Digital data has been around for centuries in one form or the other. Commercial tabulating machines have been available since the late 1800’s when they were used for accounting, inventory and population census. Why then do we label today as the Big Data age? What dramatically changed in the last 10-15 years that has the entire IT industry chomping at the bit?
More data? Certainly. But that’s only the tip of the iceberg. There are two big drivers that have contributed to the classic V’s (Volume, Variety, Velocity) of Big Data. The first is the commoditization of computing hardware – servers, storage, sensors, cell phones – basically anything that runs on silicon.
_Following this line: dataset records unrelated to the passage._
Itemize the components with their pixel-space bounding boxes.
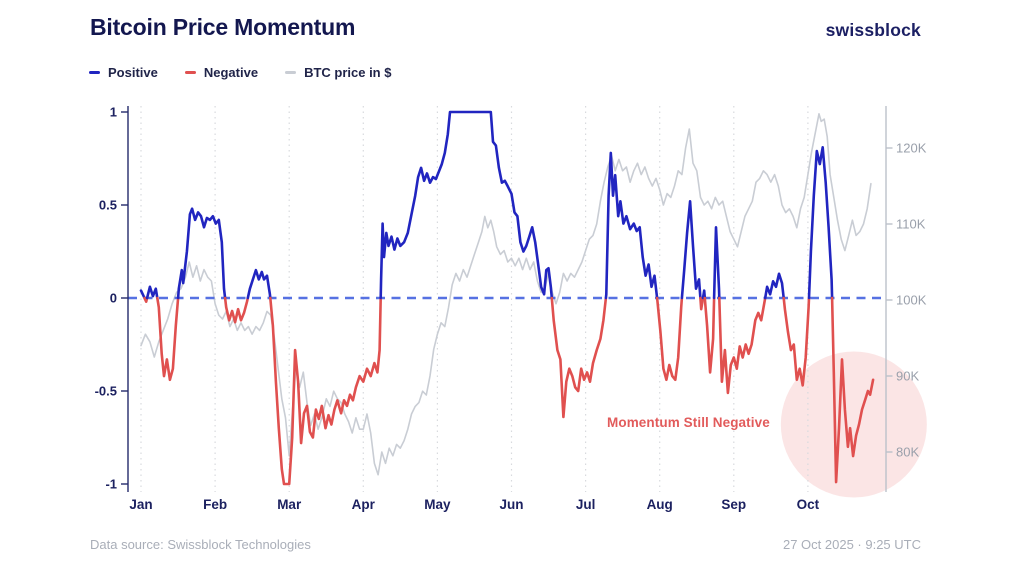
month-label-jan: Jan [129,497,152,512]
momentum-positive-segment [379,110,554,300]
left-tick-label: 1 [110,105,117,120]
right-tick-label: 120K [896,141,927,156]
momentum-negative-segment [782,296,811,387]
timestamp: 27 Oct 2025 · 9:25 UTC [782,537,921,552]
data-source: Data source: Swissblock Technologies [90,537,311,552]
momentum-positive-segment [807,146,834,300]
chart-annotation: Momentum Still Negative [607,415,770,430]
right-tick-label: 80K [896,445,919,460]
negative-line-swatch-icon [184,71,196,74]
brand-logo: swissblock [825,20,921,40]
momentum-positive-segment [246,268,272,300]
right-tick-label: 110K [896,217,926,232]
page-title: Bitcoin Price Momentum [90,14,356,40]
highlight-circle [780,351,927,498]
momentum-line [139,110,875,486]
momentum-negative-segment [269,296,382,486]
month-label-jun: Jun [499,497,523,512]
right-tick-label: 100K [896,293,927,308]
month-label-sep: Sep [721,497,746,512]
legend-label-negative: Negative [203,65,259,80]
momentum-negative-segment [703,296,716,374]
momentum-positive-segment [763,272,785,300]
momentum-positive-segment [680,200,702,300]
momentum-negative-segment [550,296,608,419]
positive-line-swatch-icon [89,71,100,74]
month-label-mar: Mar [277,497,302,512]
right-tick-label: 90K [896,369,919,384]
month-label-feb: Feb [203,497,227,512]
month-label-jul: Jul [576,497,596,512]
momentum-negative-segment [718,296,767,395]
legend-item-btc-price: BTC price in $ [285,65,391,80]
month-label-oct: Oct [797,497,820,512]
btc-price-line [140,113,872,476]
month-labels: Jan Feb Mar Apr May Jun Jul Aug Sep Oct [129,497,819,512]
btc-price-line-swatch-icon [285,71,297,74]
left-tick-label: 0 [110,291,117,306]
legend-item-negative: Negative [184,65,259,80]
legend-item-positive: Positive [89,65,158,80]
momentum-positive-segment [139,289,146,300]
month-label-may: May [424,497,451,512]
legend-label-positive: Positive [108,65,158,80]
momentum-positive-segment [701,289,707,300]
right-axis: 120K 110K 100K 90K 80K [885,106,927,492]
momentum-negative-segment [830,296,875,484]
legend-label-btc-price: BTC price in $ [304,65,392,80]
footer: Data source: Swissblock Technologies 27 … [90,537,921,552]
momentum-positive-segment [145,285,159,300]
left-tick-label: -0.5 [95,384,117,399]
momentum-positive-segment [176,207,227,300]
momentum-negative-segment [223,296,250,324]
month-label-apr: Apr [352,497,376,512]
month-label-aug: Aug [647,497,673,512]
momentum-negative-segment [156,296,180,382]
momentum-positive-segment [712,226,721,300]
left-axis: 1 0.5 0 -0.5 -1 [95,105,129,492]
momentum-positive-segment [604,151,659,300]
left-tick-label: -1 [105,477,117,492]
momentum-negative-segment [655,296,684,382]
left-tick-label: 0.5 [99,198,117,213]
chart-legend: Positive Negative BTC price in $ [89,65,391,80]
momentum-negative-segment [699,296,705,311]
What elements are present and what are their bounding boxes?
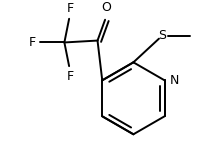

The second is the explosion in the number of data authors – both machines and humans.
Until around the turn of the century, only the “haves” (such as Exxon or Pfizer) could afford the exorbitant price tag of scale-up server farms needed to process oodles of geo spatial and genetics data in a meaningful time frame. The combination of hardware commoditization and scale-out parallel computing brought large scale data analysis within the reach of the “have nots”.
As a result, enterprises and governments looked to process even larger amounts and new types of data while enabling their constituents to run queries on their data that weren’t feasible before. This prompted a change in the life cycle of data from creation to deletion, that can be broadly classified under three categories:
I. Data
The first big change is the data itself. In the traditional life cycle, architects went through the laborious process of ensuring the data was complete and consistent before being loaded into the sacred data warehouse. In fact, many cycles (and careers) were spent on the ETL (Extract, Transform, & Load) processes to improve “data quality” and ensure a “single version of the truth”. These processes were typically batch oriented and only added to the staleness of the insights spewed out by the data warehouse into mining cubes and BI tools.
The new life cycle makes no such demands of its data. It’s quite happy working with incomplete, heterogeneous data that has not been minced and ground by a gatekeeper ETL process. The focus is on getting actionable insights to business users as soon as possible, by running analytics against large chunks of data repeatedly as the algorithms get smarter and data denser.
Apache Hadoop is a great example of a technology that enables this evolution by allowing data to be captured first and a schema to be created later, diametrically opposite to the old life cycle that required a schema to be set in stone before an ounce of data could be ingested.
II. Queries
As a result of getting access to large unrefined data sets, developers devised new programming frameworks & languages to separate signal from noise quickly and cost effectively. Rather than write “Select * from” queries, they now write open ended queries build on analytic models that are scored and re-scored iteratively until useful patterns emerge organically from the data that that can be turned into business insights.
For instance, cell phone providers use such open-ended queries to segment their customers by analyzing call detail records to create new phone plans and tweak existing ones to stem attrition and grow their subscriber base. Each cell phone call populates about 200 fields in a database record. Detecting known patterns of say, a customer concerned with dropped calls or international roaming, can help the provider proactively reach out to the customer before it’s too late.
Another change is that now queries don’t always come from humans. Many enterprises use visualization tools to enable their developers to ask the right questions that may not have been intuitive just by looking at the data, much like how a pie chart is easier to grasp than a table.
III. Users
Possibly the biggest change affecting the data life cycle is the nature of data stakeholders. Most business users in the past were satisfied with a small buffet of canned queries they would run at the end of the day, month, quarter or year.
In addition to traditional users, you now need to cater to tech savvy power users – many of whom have PhD’s in data science and statistics – who tend to write rogue queries that hog resources and degrade performance. To make matters worse, these power users don’t have set schedules like traditional users did, which adds to the workload optimization woes of a data center operator.
The new data life cycle sounds like all gloom and doom but it’s important to remember that the traditional life cycle isn’t going away in a hurry. You’ve spent time, effort and money to build your data environment so complement rather than reinvent. It’s important to keep in mind that while you build a real-time, secure, and cloud-ready data architecture, you also ensure it is open and scalable to grow with you as your data needs evolve.